Outillage de développement, tableaux de bord, scripts d’exploitation, applications métier utilisées uniquement par les salariés.

Ce qui se passe réellement

Question Réponse
Un tiers reçoit-il le logiciel sous forme exécutable ? Non
Un tiers interagit-il avec lui par un réseau ? Non — les salariés ne sont pas des tiers
Le produit est-il un bien de consommation ? Non

Aucun mécanisme de copyleft ne se déclenche. C’est le scénario le plus libre.

Le verdict par famille

Famille Verdict Raison
Permissive Attribution non due faute de distribution, mais bonne pratique de créditer
Copyleft faible (MPL, EPL, LGPL) Pas de distribution, pas de réciprocité
Copyleft fort (GPL) La GPL ne se déclenche qu’à la distribution
Copyleft réseau (AGPL) Voir ci-dessous
Source-available (BSL, SSPL, ELv2) Lire les restrictions : certaines visent l’usage, pas seulement la revente

Le cas de l’AGPL

L’article 13 vise « tous les utilisateurs qui interagissent à distance par un réseau ». Rien n’exclut les salariés. Une lecture stricte impose donc, pour un outil interne AGPL modifié, d’offrir le code source aux utilisateurs internes.

En pratique c’est indolore : publier le source sur le dépôt interne suffit. Mais l’obligation existe, et elle mérite d’être connue plutôt que découverte.

Les licences source-available

Contrairement au copyleft, elles restreignent parfois l’usage lui-même, sans qu’il y ait distribution :

  • une BSL-1.1 interdit typiquement l’usage en production au-delà de la concession additionnelle accordée par l’éditeur ;
  • une Elastic License 2.0 interdit de fournir le produit en service managé, ce qui peut couvrir une plateforme interne mutualisée entre filiales ;
  • Commons Clause retire le droit de vendre, mais pas celui d’utiliser.

Il faut donc les lire, alors même que le scénario est le plus permissif de tous.

Le seul vrai risque : la frontière bouge

C’est la totalité du risque de ce scénario, et il est réel.

Événement Effet
L’outil interne devient un produit Tous les mécanismes se réveillent d’un coup
L’outil est déployé chez un client ou un partenaire Distribution
L’outil est transmis à une filiale, personne morale distincte Distribution — une filiale est un tiers
Un prestataire externe reçoit le binaire Distribution
L’image de conteneur est publiée sur un registre public Distribution
L’outil est ouvert à des utilisateurs externes, même gratuitement L’AGPL se déclenche

Le point sur la filiale surprend souvent : la distribution intra-groupe entre deux personnes morales distinctes est une distribution au sens des licences libres. La consolidation comptable n’a aucun effet ici.

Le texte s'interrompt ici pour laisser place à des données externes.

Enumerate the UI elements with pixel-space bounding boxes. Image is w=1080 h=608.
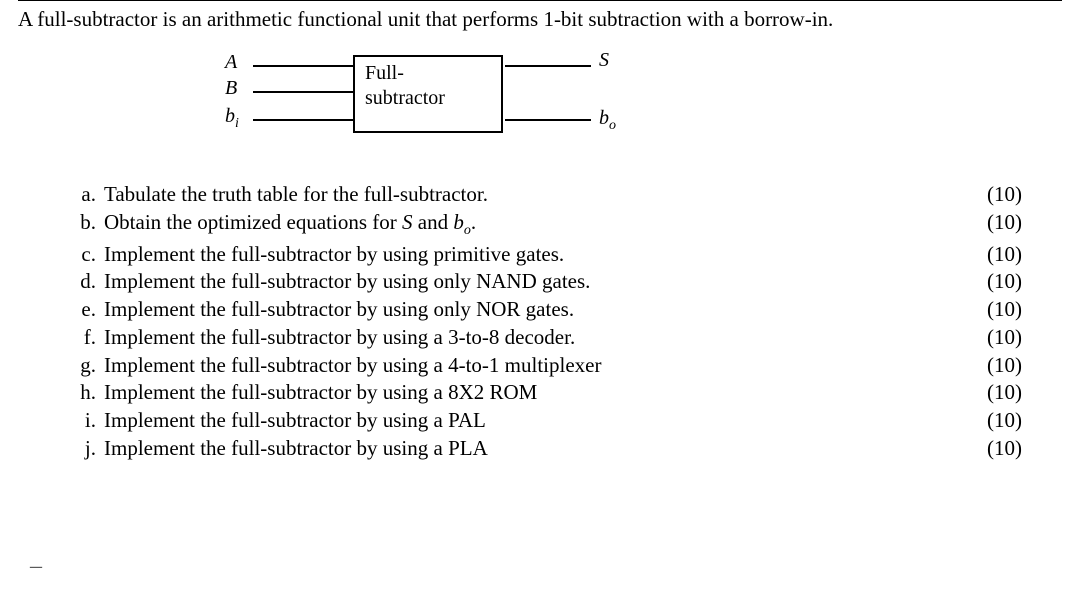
question-text: Implement the full-subtractor by using o… [104, 268, 962, 296]
question-points: (10) [962, 379, 1022, 407]
question-points: (10) [962, 435, 1022, 463]
question-points: (10) [962, 241, 1022, 269]
question-points: (10) [962, 352, 1022, 380]
wire-bo [505, 119, 591, 121]
question-text: Implement the full-subtractor by using a… [104, 379, 962, 407]
question-points: (10) [962, 407, 1022, 435]
question-label: h. [66, 379, 104, 407]
question-text: Implement the full-subtractor by using a… [104, 352, 962, 380]
wire-A [253, 65, 353, 67]
question-row: c.Implement the full-subtractor by using… [66, 241, 1022, 269]
question-row: h.Implement the full-subtractor by using… [66, 379, 1022, 407]
input-bi-sub: i [235, 116, 239, 131]
question-label: i. [66, 407, 104, 435]
question-row: g.Implement the full-subtractor by using… [66, 352, 1022, 380]
question-text: Implement the full-subtractor by using a… [104, 407, 962, 435]
question-text: Implement the full-subtractor by using p… [104, 241, 962, 269]
full-subtractor-diagram: A B bi Full- subtractor S bo [203, 55, 723, 155]
intro-text: A full-subtractor is an arithmetic funct… [18, 5, 1062, 33]
question-list: a.Tabulate the truth table for the full-… [18, 181, 1062, 462]
question-label: b. [66, 209, 104, 237]
box-text-2: subtractor [365, 86, 491, 111]
output-bo-label: bo [599, 107, 616, 134]
page: A full-subtractor is an arithmetic funct… [0, 0, 1080, 472]
diagram-container: A B bi Full- subtractor S bo [18, 55, 1062, 155]
question-row: b.Obtain the optimized equations for S a… [66, 209, 1022, 241]
box-text-1: Full- [365, 61, 491, 86]
question-row: i.Implement the full-subtractor by using… [66, 407, 1022, 435]
question-label: e. [66, 296, 104, 324]
question-row: j.Implement the full-subtractor by using… [66, 435, 1022, 463]
input-bi-base: b [225, 105, 235, 127]
wire-bi [253, 119, 353, 121]
question-points: (10) [962, 181, 1022, 209]
question-label: g. [66, 352, 104, 380]
footer-dash: – [30, 553, 42, 580]
question-row: d.Implement the full-subtractor by using… [66, 268, 1022, 296]
output-S-label: S [599, 49, 609, 72]
input-bi-label: bi [225, 105, 239, 132]
wire-S [505, 65, 591, 67]
question-text: Implement the full-subtractor by using a… [104, 324, 962, 352]
question-points: (10) [962, 324, 1022, 352]
question-row: e.Implement the full-subtractor by using… [66, 296, 1022, 324]
question-text: Implement the full-subtractor by using o… [104, 296, 962, 324]
question-label: j. [66, 435, 104, 463]
question-label: d. [66, 268, 104, 296]
input-B-label: B [225, 77, 237, 100]
question-text: Implement the full-subtractor by using a… [104, 435, 962, 463]
question-label: f. [66, 324, 104, 352]
question-label: c. [66, 241, 104, 269]
wire-B [253, 91, 353, 93]
output-bo-base: b [599, 107, 609, 129]
question-points: (10) [962, 209, 1022, 237]
output-bo-sub: o [609, 118, 616, 133]
question-points: (10) [962, 268, 1022, 296]
question-label: a. [66, 181, 104, 209]
question-points: (10) [962, 296, 1022, 324]
top-rule [18, 0, 1062, 1]
input-A-label: A [225, 51, 237, 74]
question-text: Tabulate the truth table for the full-su… [104, 181, 962, 209]
question-row: f.Implement the full-subtractor by using… [66, 324, 1022, 352]
full-subtractor-box: Full- subtractor [353, 55, 503, 133]
question-text: Obtain the optimized equations for S and… [104, 209, 962, 241]
question-row: a.Tabulate the truth table for the full-… [66, 181, 1022, 209]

La recommandation. Appliquer malgré tout la politique de licences aux outils internes, au moins en mode avertissement. Non pas parce que l’obligation existe aujourd’hui, mais pour que la promotion en produit ne se heurte pas, deux ans plus tard, à un composant impossible à retirer.

Ce que le CRA ajoute

Un outil interne n’est pas un produit comportant des éléments numériques : il n’est pas mis sur le marché. Il sort du champ du règlement — voir Le périmètre.

Cela ne signifie pas qu’il échappe à toute exigence : les outils de la chaîne de construction participent à la sécurité des produits que vous mettez sur le marché, et relèvent à ce titre de la maîtrise de la chaîne d’approvisionnement.